Friends, un clásico de los noventa

La década de 1990 es considerada como una de las épocas de oro de la comedia televisiva estadounidense. La denominada sitcom, un formato tan viejo como la televisión misma, fue perfeccionándose y desarrollándose con el paso de las décadas, hasta que en los noventa se transformó en uno de los géneros televisivos más populares y aclamados por la ccrítica.

Aunque series multipremiadas como Seinfeld o Frasier son típicas de aquella década, es Friends la que ha quedado marcada a fuego en la memoria colectiva de los televidentes como la sitcom definitiva de los noventa.

Pero, ¿cuáles fueron las razones de ese éxito? ¿Y por qué, aun hoy, esta serie sigue atrayendo a nuevas generaciones de seguidores?

Un éxito atemporal

En sus comienzos, la serie fue recibida con moderado entusiasmo por la crítica, que en muchos casos la consideró una copia de Seinfeld. Sin embargo, la serie rápidamente encontró su público y su identidad propia. Con el paso de las primeras temporadas, la crítica ya se había sumado a la opinión generalmente positiva respecto de la serie, su guión, y las actuaciones de sus jóvenes protagonistas y estrellas invitadas.

Para muchos, Friends supo combinar a la perfección una atmósfera despreocupada y juvenil, con un argumento basado en la identificación emocional de los televidentes con sus personajes y las situaciones que atravesaban en cada episodio. El guión rápido, lleno de bromas y gags, se compensaba con un desarrollo de personajes auténticamente adorables. Una fórmula impecable.

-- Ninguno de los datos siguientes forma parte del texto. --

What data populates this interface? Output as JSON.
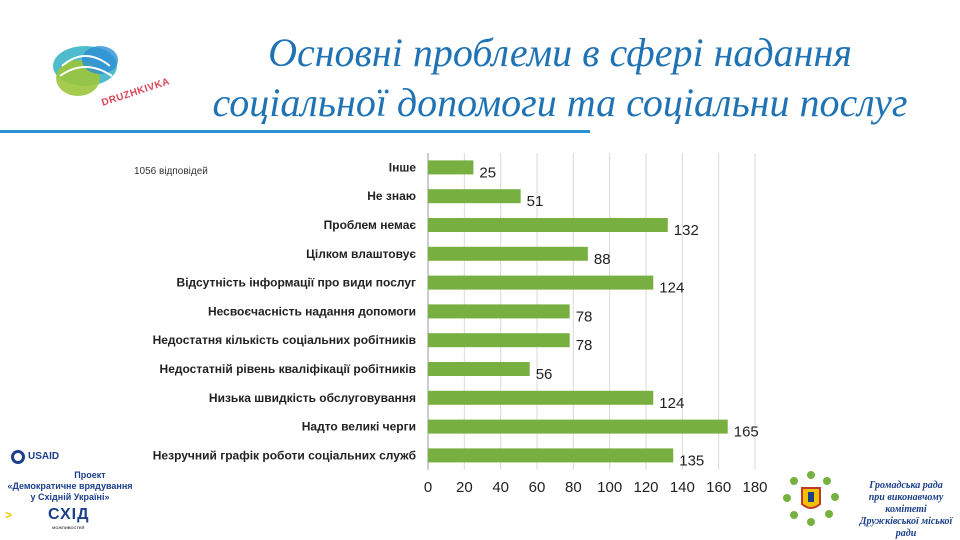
{
  "title": {
    "line1": "Основні проблеми в сфері надання",
    "line2": "соціальної допомоги та соціальни послуг"
  },
  "logo_text": "DRUZHKIVKA",
  "responses_note": "1056 відповідей",
  "colors": {
    "bar": "#77b041",
    "title": "#1f73b4",
    "divider": "#2a8fd4",
    "grid": "#d9d9d9"
  },
  "chart_data": {
    "type": "bar",
    "orientation": "horizontal",
    "categories": [
      "Інше",
      "Не знаю",
      "Проблем немає",
      "Цілком влаштовує",
      "Відсутність інформації про види послуг",
      "Несвоєчасність надання допомоги",
      "Недостатня кількість соціальних робітників",
      "Недостатній рівень кваліфікації робітників",
      "Низька швидкість обслуговування",
      "Надто великі черги",
      "Незручний графік роботи соціальних служб"
    ],
    "values": [
      25,
      51,
      132,
      88,
      124,
      78,
      78,
      56,
      124,
      165,
      135
    ],
    "xlim": [
      0,
      180
    ],
    "xticks": [
      0,
      20,
      40,
      60,
      80,
      100,
      120,
      140,
      160,
      180
    ],
    "grid": true,
    "data_labels": true
  },
  "footer_left": {
    "usaid": "USAID",
    "project_line1": "Проект",
    "project_line2": "«Демократичне врядування",
    "project_line3": "у Східній Україні»",
    "cxid": "СХІД",
    "cxid_sub": "МОЖЛИВОСТЕЙ"
  },
  "footer_right": {
    "line1": "Громадська рада",
    "line2": "при виконавчому комітеті",
    "line3": "Дружківської міської ради"
  }
}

Todas estas razones hicieron de Friends un éxito indiscutible en su momento. Sin embargo, la serie vive hoy en día una verdadera segunda vida, mientras nuevas generaciones de televidentes descubren su estilo despreocupado. Según afirman mucho críticos, es justamente el carácter desenfadado y despolitizado de la serie lo que ha hecho que muchos jóvenes de todo el mundo se sientan atraídos por ella, en una época de gran malestar social y económico.